Spending hours on a bus can get lonely so for those solos looking to meet like-minded others to share long journeys with, Busabout provides just that. I travelled through most of Europe with this company and it just made my trip so much easier than going it alone. They are a really sociable company and I met so many people during my bus journeys. Plus they drop you off and pick you up from a chosen hostel so you can stay with the friends that you just met on the bus.
The guides are great and give you information about your next destination on your journey and play movies relevant to where you're going (e.g The Sound of Music for Austria). I even went on a bar crawl in Prague which they arranged. For those who prefer to travel more independently, this is a stress-free way of getting around a country in safety and style. Originally with routes in Europe, they have now expanded to Asia and North Africa so you can get your Busabout experience globally.
Four years ago I booked my first airport lounge. Always thinking that they were more for business men I was so impressed with all the pre-flight treatments (not to mention all you can eat brownies). If you need some pampering before you fly you can get a pedicure, manicure or a massage to relieve the travelling stress. Awarded a four star bubble rating by the Good Spa Guide, and using skincare specialist Dermalogica, they can eliminate all your pre-flight nerves and get you boarding the plane feeling like a princess.
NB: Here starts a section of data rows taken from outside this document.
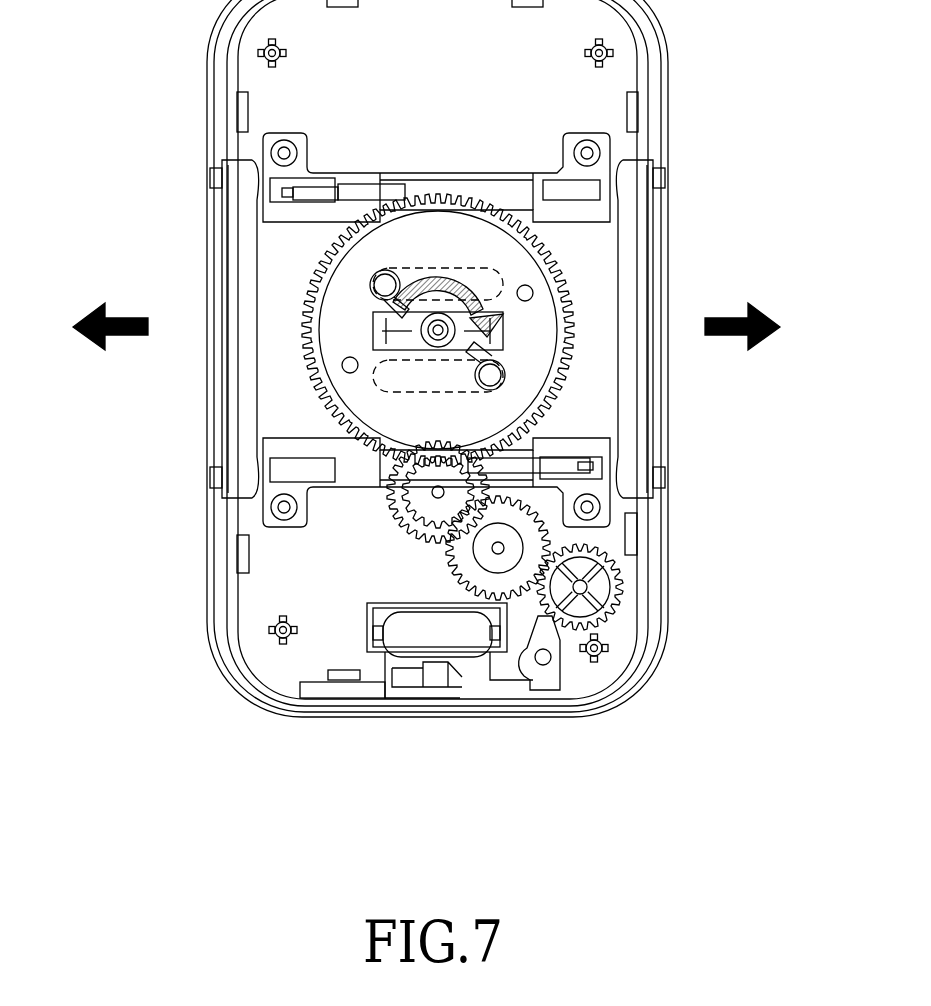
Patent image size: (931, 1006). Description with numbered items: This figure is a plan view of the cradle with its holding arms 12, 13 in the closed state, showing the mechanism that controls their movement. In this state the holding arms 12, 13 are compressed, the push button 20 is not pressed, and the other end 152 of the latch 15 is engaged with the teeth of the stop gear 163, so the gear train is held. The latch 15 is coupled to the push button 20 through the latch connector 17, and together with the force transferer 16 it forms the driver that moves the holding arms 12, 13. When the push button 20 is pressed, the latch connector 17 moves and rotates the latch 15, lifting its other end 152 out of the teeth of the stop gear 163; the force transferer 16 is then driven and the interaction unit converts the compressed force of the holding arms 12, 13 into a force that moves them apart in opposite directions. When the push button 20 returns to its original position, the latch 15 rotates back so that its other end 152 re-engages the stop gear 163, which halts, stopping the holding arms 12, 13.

The holding arm 12 is at (240, 430).
The holding arm 13 is at (640, 408).
The latch 15 is at (560, 660).
The force transferer 16 is at (386, 522).
The latch connector 17 is at (413, 665).
The push button 20 is at (417, 638).
The other end of the latch 152 is at (522, 667).
The stop gear 163 is at (625, 578).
N.b. At the moment the travel spas are only in some UK airports. (They also arrange limousine transfers too!)
You know the feeling, you arrive in a new country after a long flight with people shouting “taxi, taxi.” You’re told not to get into an illegal cab but you’re tired and don’t know what to do. That’s where pre-booking your airport transfer come in. Hoppa makes your experience so much easier and although it’s more expensive than a local bus, it will give you peace of mind especially if you're due to arrive after dark.